Almanya’nın kaybettiği ve Fransa’nın kazandığı Birinci Dünya Savaşı’nın bitmesiyle birlikte başlayan barış konferansı bilin bakalım nerede başladı? Versailles’da! Fakat, bir dakika. Avrupa standartlarında bir sembolizm için yeterli değil bu. Öyle bir şey daha olsun ki, bu durumu taçlandırsın, iyice yüzüne çarpsın savaşı kaybeden Almanya’nın... evet, Fransa bir adım daha ileri giderek, Almanya’nın kendi İmparatorluğu’nu ilân ettiği 18 Ocak’ta Paris Barış Konferansı’nı başlatarak, İmparatorluğu kuruluş yıldönümünde bitiriyor... Her iki durumu gösteren tabloları yazı içerisinde görmeniz mümkün...

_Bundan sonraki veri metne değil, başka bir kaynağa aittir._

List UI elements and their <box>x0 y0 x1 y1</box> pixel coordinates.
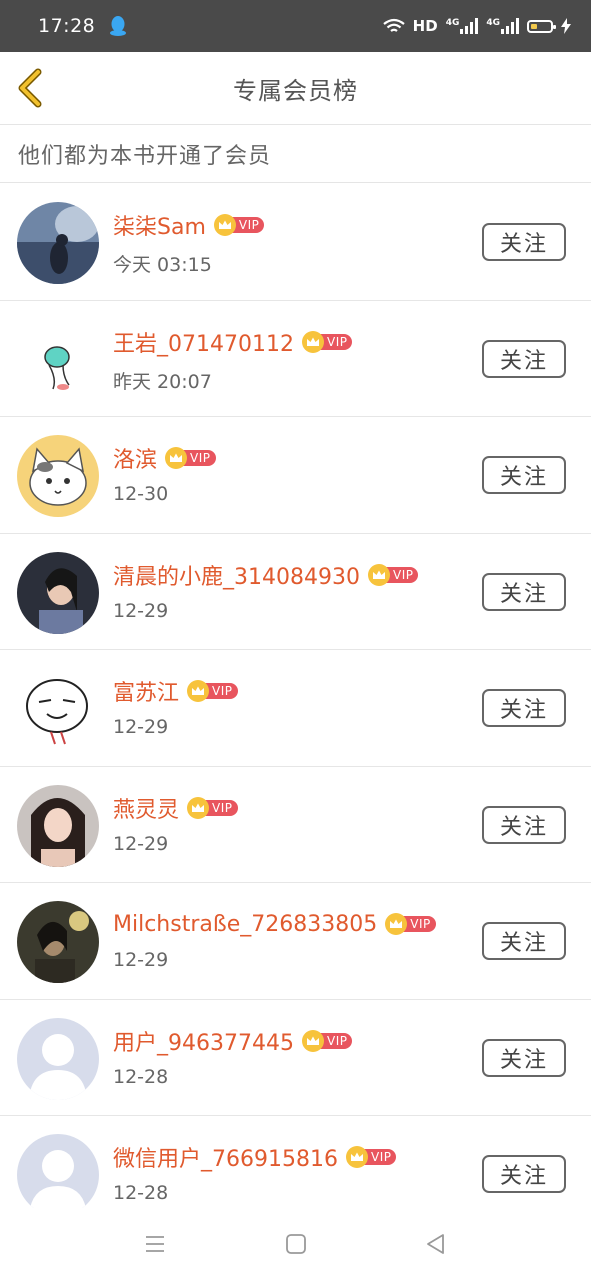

Yeterli değil mi? Bir örnek daha vereyim o zaman, gerçi 18 Ocak’a ait değil, ama 18 Ocak’ta olanlarla bağlantılı bir örnek...
I. Dünya Savaşı’nın ateşkeslerinden biri olan Compiègne Ateşkesi de denilebilecek karşılıklı silah bırakma antlaşması 11 Aralık 1918’de, savaşta başarı göstermiş ve İtilaf Devletleri’nin fiilen başkomunatı durumundaki Ferdinand Foch’un özel treninin vagonunda imzalandı. Bu vagon 1921’de normal bir vagon olarak kullanıldıysa da, 1921-1927 arası Paris Les Invalides’de sergilenmiş; Kasım 1927’de de ateşkesin imzalandığı yere götürülüp Kaiser’in Almanyası’nın Yenilgisi Anıtı adıyla özel olarak inşa edilmiş bir binaya yerleştirilmiştir... ta ki 22 Haziran 1940’a kadar. II. Dünya Savaşı’nda Almanya’nın işgaliye birlikte Hitler, bu son derece sembolik noktada Fransa’ya ateşkes imzalatmıştır. Bu ateşkesin imzalanmasının ardından bina yıkılmış, vagon da Berlin’e götürlümüştür. Savaşın sonuna doğru SS birliklerince kaçırılıp saklanmışsa da, Amerikalılar tarafından havaya uçurulmuştur. 1950’de içindekilerle birlikte bir birebir kopyası yapılıp Compiègne’deki yerine konumuştur.
İşte böyle... Tarih, bu türdeki sembolik yüzlerea şeyle doludur aslında, ancak 18 Ocak işte pek çok kişi için aslında böyle bir günmüş, ya!